I have implemented a pattern with Flink CEP that matches three Events such as A->B->C
. After I have defined my pattern I generate a
PatternStream<Event> patternStream = CEP.pattern(eventStream, pattern);
with a PatternSelectFunction
such that
patternStream.select(new MyPatternSelectFunction()).print();
This works like a charm but I am interested in the event-time of all matched events. I know that the traditional Flink streaming API offers rich functions which allow you to register Flink's internal latency tracker as described in this question. I have also seen that for Flink 1.8 a new RichPatternSelectFunction
has been added. But unfortunately I cannot set up Flink 1.8 with Flink CEP.
Finally, is there a way to get the event-time of all matched events?
You don't need Rich Functions to use Flink's latency tracking. You just need to enable it by setting latencyTrackingInterval
to a positive number in either the Flink configuration or ExecutionConfig, e.g.,
env.getConfig().setLatencyTrackingInterval(1000);
and then you can observe the results in your metrics solution, or via the REST api (latency metrics are not reported in the Flink web UI).
Update:
The latency statistics are job metrics, and are in the list returned by
http://<job_manager_rest_endpoint>/jobs/<job_id>/metrics
Latency metric values can be fetched from
http://<job_manager_rest_endpoint>/jobs/<job_id>/metrics?get=<metric_name>
These metrics have names like
latency.source_id.<ID>.operator_id.<ID>.operator_subtask_index.<SUBTASK>.<metric>
where the IDs identity the source and operator nodes in the job graph between which the latency is being measured.
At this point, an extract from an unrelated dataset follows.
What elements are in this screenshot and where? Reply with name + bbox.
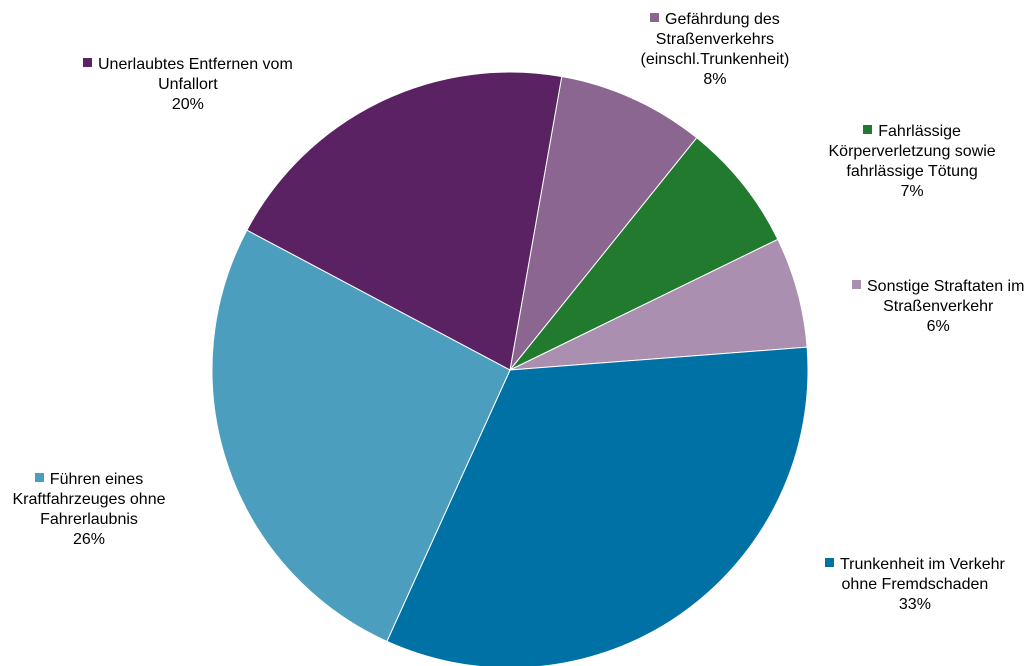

For example, I can determine the 95th percentile latency between the source and one of the sinks in a job I am running right now with this request:
http://localhost:8081/jobs/94b189a96b98b3aafaba6db6aa8b770b/metrics?get=latency.source_id.bc764cd8ddf7a0cff126f51c16239658.operator_id.fd0ee602f2fa8d310d9bd9f694e185f5.operator_subtask_index.0.latency_p95
Alternatively, you could use a ProcessFunction to add processing time timestamps to your events before they enter the CEP part of your job, and then use another ProcessFunction afterwards to measure the elapsed time.